As most of you know, the government just introduced a huge bailout plan for Fannie Mae & Freddie Mac. Here’s my input on the situation:
Fannie & Freddie were getting dangerously close to their regulator’s definition of insolvency & the fed knew that if the situation continued to deteriorate there would be huge repercussions in the bond-market which would lead to a collapse of global markets as we know them.
Several months ago a rumor circulated that IndyMac was illiquid & in less than a week so many depositors withdrew their cash (several billion $$) that they truly became illiquid. Yes, they were struggling, but not near to the point of bankruptcy; however perception became reality & they collapsed in a very short amount of time – This is what the fed was trying to prevent.
The fed did not completely take over the GSE’s, they more stepped in as a big piggy bank – The current structure & general business practices of the GSE’s will remain largely unchanged. They also tried to come up with a solution that would not put the complete burden of a bailout on the taxpayers.
Following is a brief detailing of the agreement:
- Fannie Mae and Freddie Mac (GSEs) give the Treasury each 80% of their stock and $1B (each).
- The Treasury promises to keep the GSEs solvent by lending it money at 10% per year. If the fed determines that a GSE’s liabilities have exceeded its assets, the Treasury will contribute cash capital to the GSE in an amount equal to the difference between liabilities and assets. An amount equal to each such contribution will be added to the stock held by Treasury. The agreements are contracts between the Treasury and each GSE. They are indefinite in duration and have a capacity of $100 billion each.
- The Treasury promises to keep the GSEs liquid by buying its Mortgage Backed Securities (Where all home loans ultimately end up), financing the purchase by selling more Treasury bonds, and then holding the MBSs to maturity.
- The regulating agencies will agree on an additional amount--a "commitment fee"—the GSEs must pay to the Treasury starting in March of 2010. This gives them an opening for future negotiations should they deem that the current agreement is not profitable & needs adjusting.

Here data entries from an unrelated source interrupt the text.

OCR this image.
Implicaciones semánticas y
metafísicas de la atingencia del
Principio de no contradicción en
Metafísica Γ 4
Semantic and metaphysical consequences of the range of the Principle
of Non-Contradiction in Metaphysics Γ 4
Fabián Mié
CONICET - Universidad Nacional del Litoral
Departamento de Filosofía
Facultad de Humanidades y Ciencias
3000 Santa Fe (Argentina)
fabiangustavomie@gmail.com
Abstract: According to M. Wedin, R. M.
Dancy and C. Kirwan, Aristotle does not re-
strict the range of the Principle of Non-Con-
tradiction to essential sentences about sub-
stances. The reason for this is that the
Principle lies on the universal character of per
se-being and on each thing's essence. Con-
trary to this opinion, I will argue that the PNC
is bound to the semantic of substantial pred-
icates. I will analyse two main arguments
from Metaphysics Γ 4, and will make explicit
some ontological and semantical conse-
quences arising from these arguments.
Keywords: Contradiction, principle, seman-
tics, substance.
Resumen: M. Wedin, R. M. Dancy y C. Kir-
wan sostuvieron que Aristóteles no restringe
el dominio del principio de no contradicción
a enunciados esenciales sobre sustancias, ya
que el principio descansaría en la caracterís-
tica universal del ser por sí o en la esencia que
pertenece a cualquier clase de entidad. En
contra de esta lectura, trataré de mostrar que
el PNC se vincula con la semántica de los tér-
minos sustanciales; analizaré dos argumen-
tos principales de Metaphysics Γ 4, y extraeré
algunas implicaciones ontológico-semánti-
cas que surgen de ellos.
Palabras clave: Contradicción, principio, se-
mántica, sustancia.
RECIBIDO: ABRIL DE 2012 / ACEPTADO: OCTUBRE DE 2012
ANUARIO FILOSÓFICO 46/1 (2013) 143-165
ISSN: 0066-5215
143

Interest rates should improve for the following reason: The yield on Mortgage Backed Securities & the 10yr treasury bond have historically been comparable & MBSs have typically risen & fallen along with the 10yr bond. Recently though, investors have been less inclined to place their money in the MBSs & have preferred the safety of the 10yr bonds, so the MBS’s have been forced to increase their yield’s to attract investors from 10yr bonds This has created a much larger than normal spread in the yields & although 10yr bonds are at record lows rates have remained fairly high because of the yield imbalance. Because of the bailout, traditional wisdom would say that the yields should go back to normal, thereby lowering interest rates.
I hope this information is helpful.
What is that expression: "From your mouth to G-d's ears." It does look promising though. If all goes as planned it should stabilize the housing market and allow buyers to get funding.